State of the Professor: Texas A & M Comes Out of the Closet


Sometimes college administrations go to extraordinary lengths to embarrass themselves. Take the case of Texas A & M University, a formerly all-male military academy not widely known for its progressive views. On August 16 elated gay and lesbian rights groups applauded a revision in school policy that included language prohibiting discrimination based on sexual orientation. The revised policy added sexual orientation to what A&M president Ray Bowen referred to as the "laundry list" of prohibited grounds for discrimination. The prohibition against discrimination was qualified with the phrase "in accordance with applicable federal and state law."

Many were surprised at the university’s apparent change in policy. A & M administrations since the 1970s had resisted recognizing gay student groups and had relented only in 1985. Pressure to liberalize the university’s nondiscrimination policy began more than a decade ago, and, as recently as last summer, Bowen vetoed adding sexual orientation to the policy.

Dismissing the recommendations of the Student Senate, the Graduate Student Council, and the Faculty Senate, he argued that the university would put itself in legal jeopardy by creating special protections for gays, lesbians, bisexuals, or the transgendered. (In so arguing, the president ignored the problem-free experience of the University of Texas at Austin, which liberalized its nondiscrimination policy in 1990.)

Gay rights leaders marked the reversal of long-standing administration intransigence by issuing a press release celebrating the policy change. But at Texas A & M, apparently, no news is good news, or, to put it more accurately, even good news can be bad. Bowen did a swift about-face and withdrew the revised policy the very next day. His critics claim he was stung by press reports of socially progressive change and fearful of a backlash among alumni donors.

The university argued that the change in policy was not really a change. Gay rights leaders cried foul; the press had a field day. Three weeks later, after the university held meetings to "educate and explain to students what the new rule actually meant," the nondiscrimination policy including sexual orientation was reinstated. Texas A & M has now joined more than four hundred other colleges and universities with similar policies.

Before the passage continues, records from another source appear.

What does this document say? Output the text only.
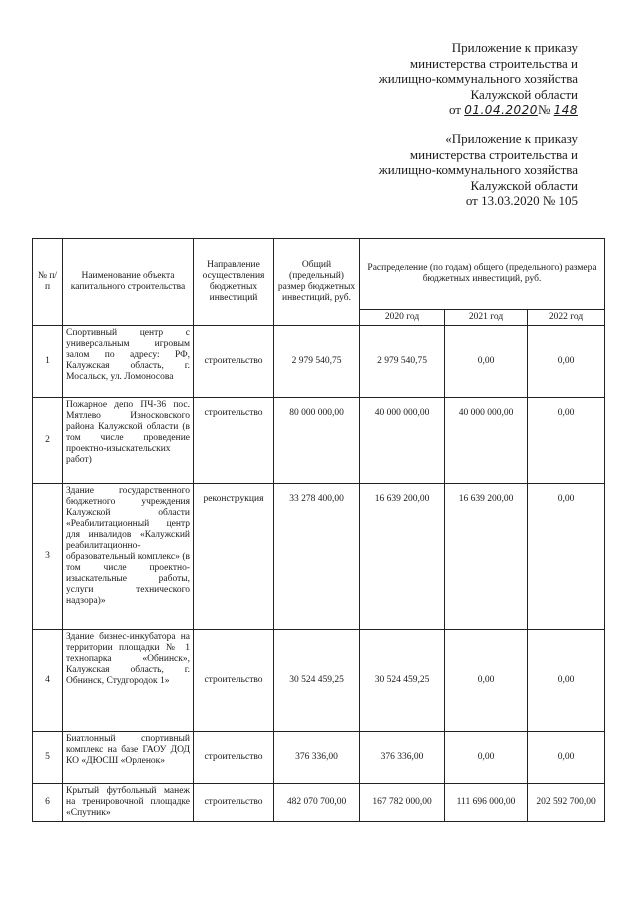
Приложение к приказу
министерства строительства и
жилищно-коммунального хозяйства
Калужской области
от 01.04.2020№ 148
«Приложение к приказу
министерства строительства и
жилищно-коммунального хозяйства
Калужской области
от 13.03.2020 № 105
№ п/п	Наименование объекта капитального строительства	Направление осуществления бюджетных инвестиций	Общий (предельный) размер бюджетных инвестиций, руб.	Распределение (по годам) общего (предельного) размера бюджетных инвестиций, руб.		
				2020 год	2021 год	2022 год
1	Спортивный центр с универсальным игровым залом по адресу: РФ, Калужская область, г. Мосальск, ул. Ломоносова	строительство	2 979 540,75	2 979 540,75	0,00	0,00
2	Пожарное депо ПЧ-36 пос. Мятлево Износковского района Калужской области (в том числе проведение проектно-изыскательских работ)	строительство	80 000 000,00	40 000 000,00	40 000 000,00	0,00
3	Здание государственного бюджетного учреждения Калужской области «Реабилитационный центр для инвалидов «Калужский реабилитационно-образовательный комплекс» (в том числе проектно-изыскательные работы, услуги технического надзора)»	реконструкция	33 278 400,00	16 639 200,00	16 639 200,00	0,00
4	Здание бизнес-инкубатора на территории площадки № 1 технопарка «Обнинск», Калужская область, г. Обнинск, Студгородок 1»	строительство	30 524 459,25	30 524 459,25	0,00	0,00
5	Биатлонный спортивный комплекс на базе ГАОУ ДОД КО «ДЮСШ «Орленок»	строительство	376 336,00	376 336,00	0,00	0,00
6	Крытый футбольный манеж на тренировочной площадке «Спутник»	строительство	482 070 700,00	167 782 000,00	111 696 000,00	202 592 700,00
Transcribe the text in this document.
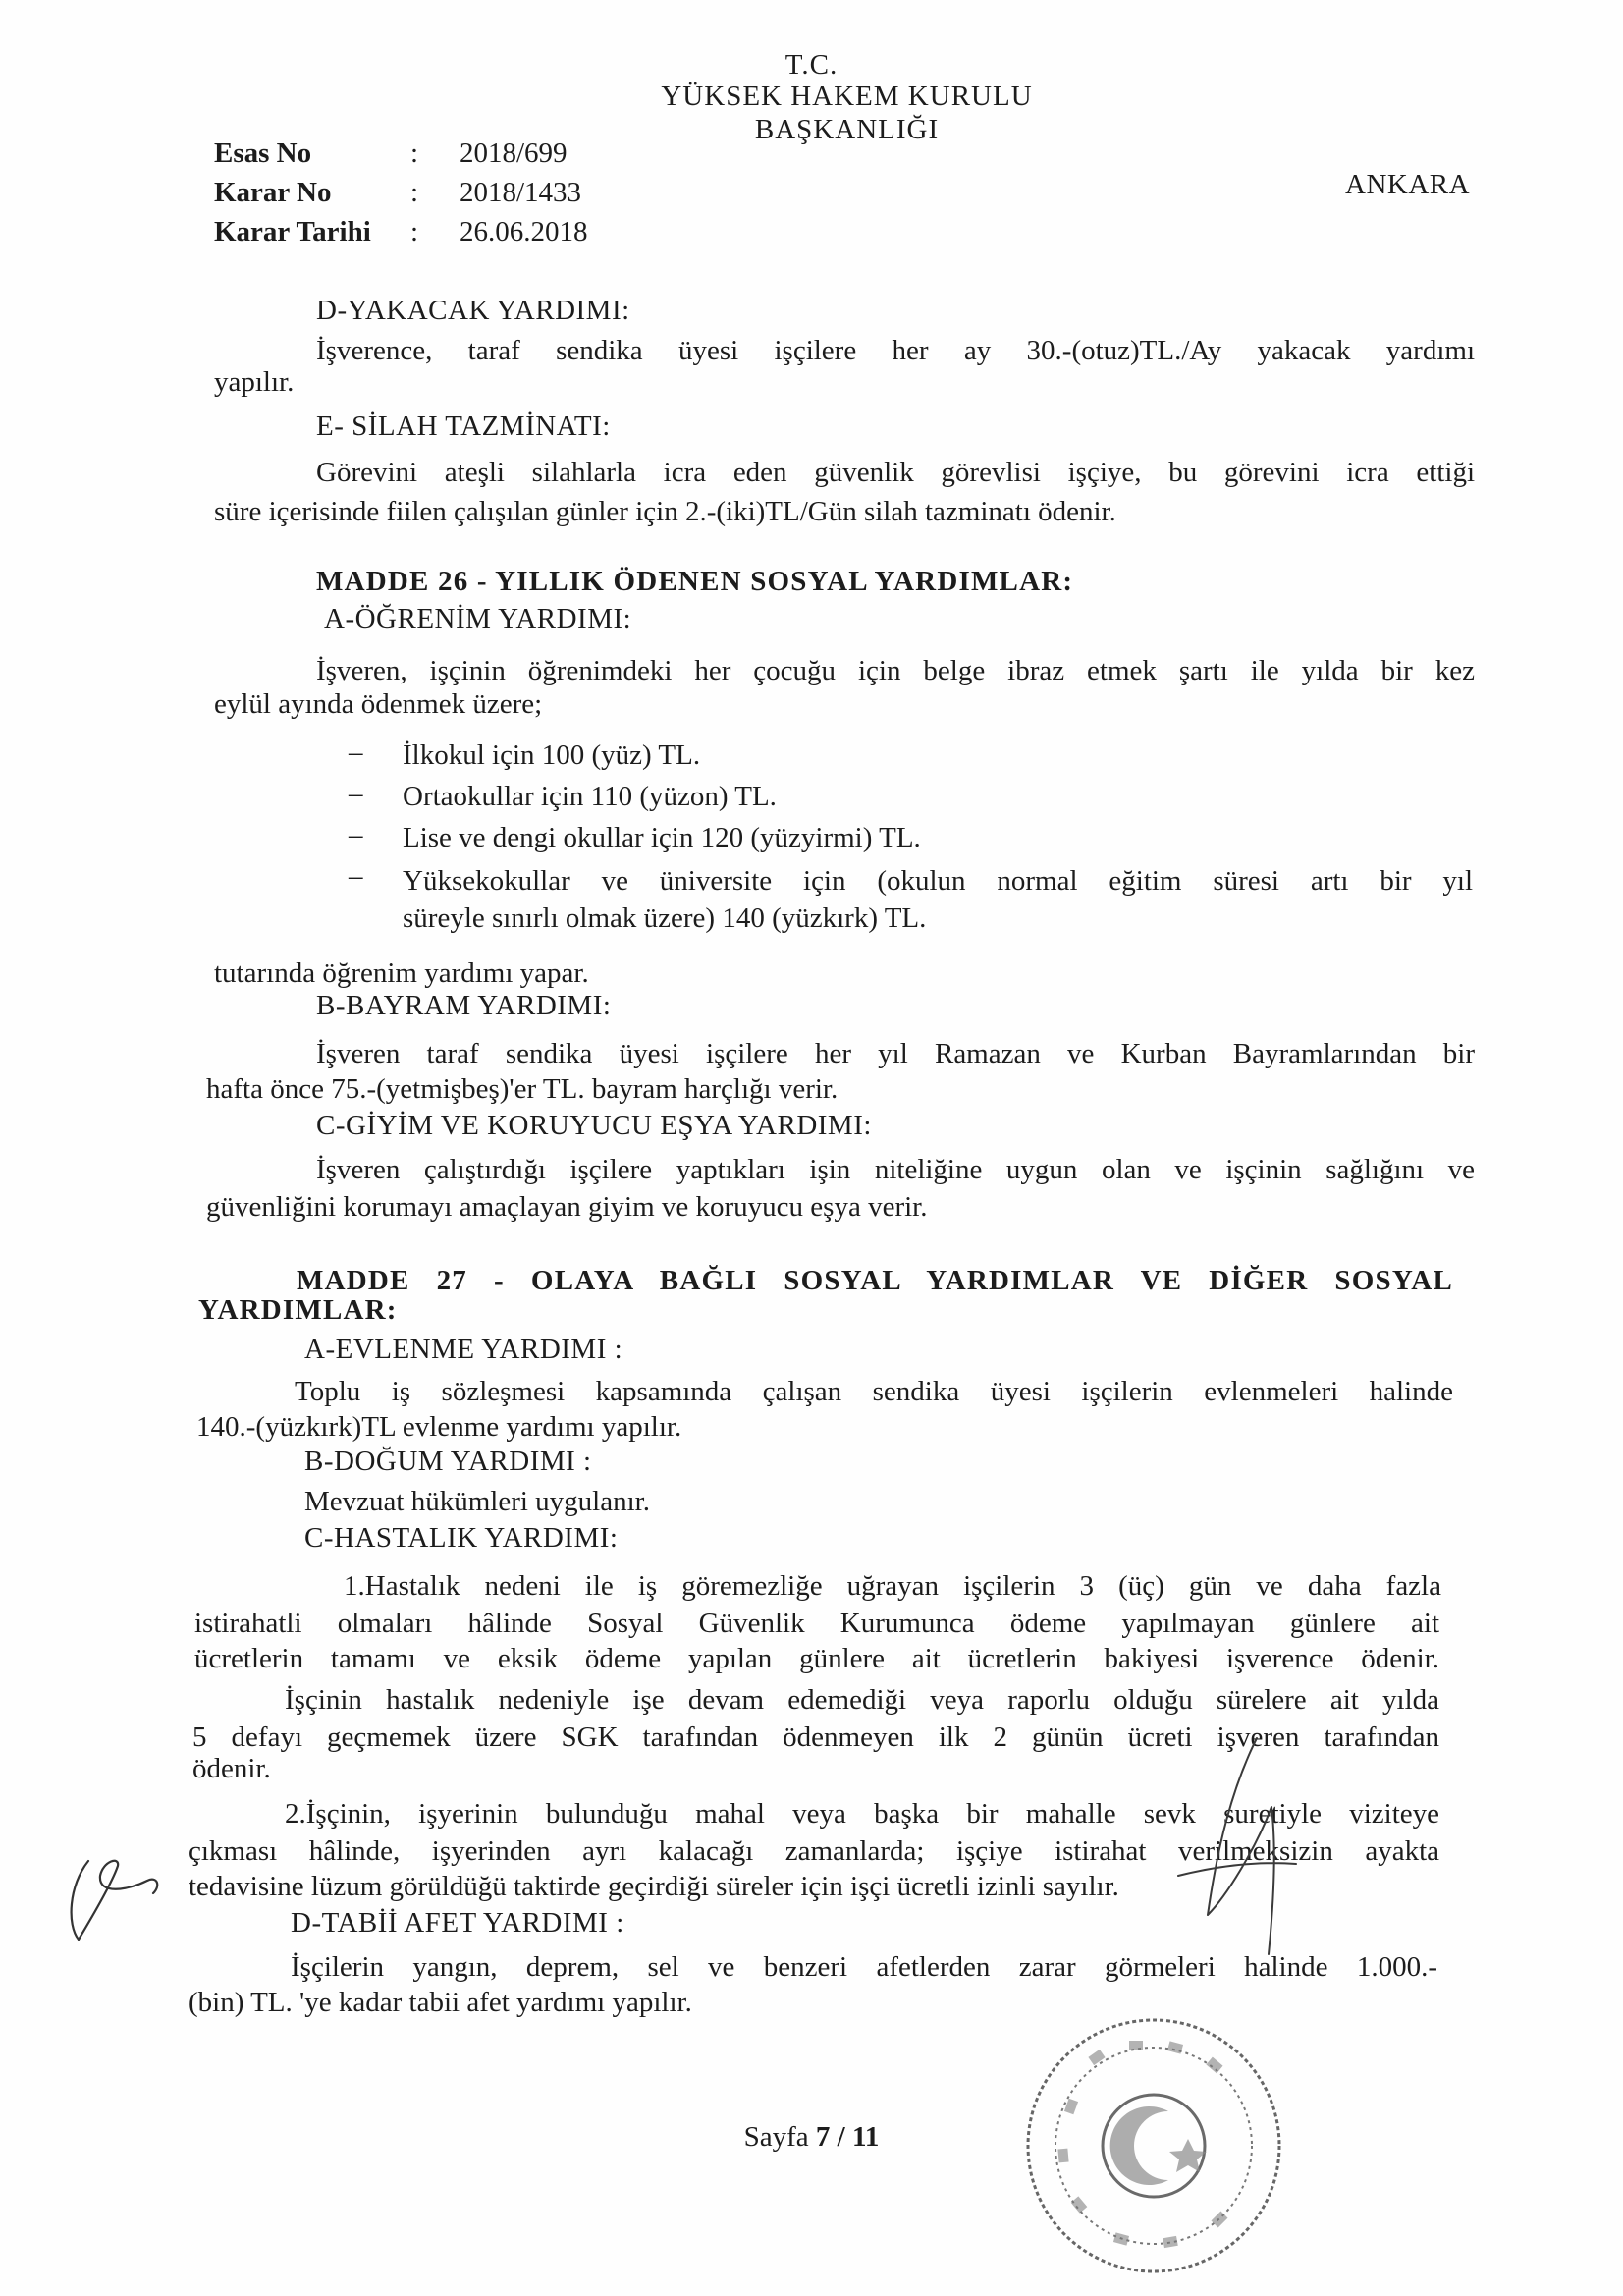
T.C.
YÜKSEK HAKEM KURULU
BAŞKANLIĞI
ANKARA
Esas No	: 2018/699
Karar No	: 2018/1433
Karar Tarihi : 26.06.2018
D-YAKACAK YARDIMI:
İşverence, taraf sendika üyesi işçilere her ay 30.-(otuz)TL./Ay yakacak yardımı
yapılır.
E- SİLAH TAZMİNATI:
Görevini ateşli silahlarla icra eden güvenlik görevlisi işçiye, bu görevini icra ettiği
süre içerisinde fiilen çalışılan günler için 2.-(iki)TL/Gün silah tazminatı ödenir.
MADDE 26 - YILLIK ÖDENEN SOSYAL YARDIMLAR:
A-ÖĞRENİM YARDIMI:
İşveren, işçinin öğrenimdeki her çocuğu için belge ibraz etmek şartı ile yılda bir kez
eylül ayında ödenmek üzere;
– İlkokul için 100 (yüz) TL.
– Ortaokullar için 110 (yüzon) TL.
– Lise ve dengi okullar için 120 (yüzyirmi) TL.
– Yüksekokullar ve üniversite için (okulun normal eğitim süresi artı bir yıl
süreyle sınırlı olmak üzere) 140 (yüzkırk) TL.
tutarında öğrenim yardımı yapar.
B-BAYRAM YARDIMI:
İşveren taraf sendika üyesi işçilere her yıl Ramazan ve Kurban Bayramlarından bir
hafta önce 75.-(yetmişbeş)'er TL. bayram harçlığı verir.
C-GİYİM VE KORUYUCU EŞYA YARDIMI:
İşveren çalıştırdığı işçilere yaptıkları işin niteliğine uygun olan ve işçinin sağlığını ve
güvenliğini korumayı amaçlayan giyim ve koruyucu eşya verir.
MADDE 27 - OLAYA BAĞLI SOSYAL YARDIMLAR VE DİĞER SOSYAL
YARDIMLAR:
A-EVLENME YARDIMI :
Toplu iş sözleşmesi kapsamında çalışan sendika üyesi işçilerin evlenmeleri halinde
140.-(yüzkırk)TL evlenme yardımı yapılır.
B-DOĞUM YARDIMI :
Mevzuat hükümleri uygulanır.
C-HASTALIK YARDIMI:
1.Hastalık nedeni ile iş göremezliğe uğrayan işçilerin 3 (üç) gün ve daha fazla
istirahatli olmaları hâlinde Sosyal Güvenlik Kurumunca ödeme yapılmayan günlere ait
ücretlerin tamamı ve eksik ödeme yapılan günlere ait ücretlerin bakiyesi işverence ödenir.
İşçinin hastalık nedeniyle işe devam edemediği veya raporlu olduğu sürelere ait yılda
5 defayı geçmemek üzere SGK tarafından ödenmeyen ilk 2 günün ücreti işveren tarafından
ödenir.
2.İşçinin, işyerinin bulunduğu mahal veya başka bir mahalle sevk suretiyle viziteye
çıkması hâlinde, işyerinden ayrı kalacağı zamanlarda; işçiye istirahat verilmeksizin ayakta
tedavisine lüzum görüldüğü taktirde geçirdiği süreler için işçi ücretli izinli sayılır.
D-TABİİ AFET YARDIMI :
İşçilerin yangın, deprem, sel ve benzeri afetlerden zarar görmeleri halinde 1.000.-
(bin) TL. 'ye kadar tabii afet yardımı yapılır.
Sayfa 7 / 11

The issue raised at Texas A & M is not new to the AAUP. Its policy on discriminatory practices is clear and unequivocal. The Association’s Council adopted the following statement (revised in 1995): "The Association is committed to use its procedures and to take measures, including censure, against colleges and universities practicing illegal or unconstitutional discrimination, or discrimination on a basis not demonstrably related to the job function involved, including but not limited to age, sex, disability, race, religion, natural origin, marital status, or sexual orientation."

The AAUP has also risen to oppose such discrimination. In 1969 it placed Broward Junior College in Florida on its list of censured administrations for not renewing the contract of an art teacher who accused a county school administrator of prejudices against homosexuality. The Association successfully supported the claims of a University of Delaware drama professor whose appointment was not renewed in 1976 because of his writings about sexual orientation. In 1995 AAUP imposed censure on Nyack College in New York because the trustees refused to renew the contract of a probationary faculty member who wore a button reading "Support Gay Rights." Most recently, the 2000 annual meeting voted to impose censure on the administration of Albertus Magnus College in Connecticut for, among other causes, violating the academic freedom of an openly gay priest on leave.

The 2000 annual meeting also approved "standing" status for the formerly ad hoc Committee on Gay, Lesbian, Bisexual, and Transgender Faculty Concerns. The function of the committee is twofold: to promote equitable treatment of gay, lesbian, bisexual, and transgender faculty within the professoriate and to advocate within the Association sustained attention to issues surrounding sexual orientation in the academy. The din at Texas A & M, though ending on a happy note, shows that the committee will have much work until academic institutions find their policies and practices in concert with the spirit of inclusion.

Martin Snyder is AAUP program director for academic freedom and professional standards.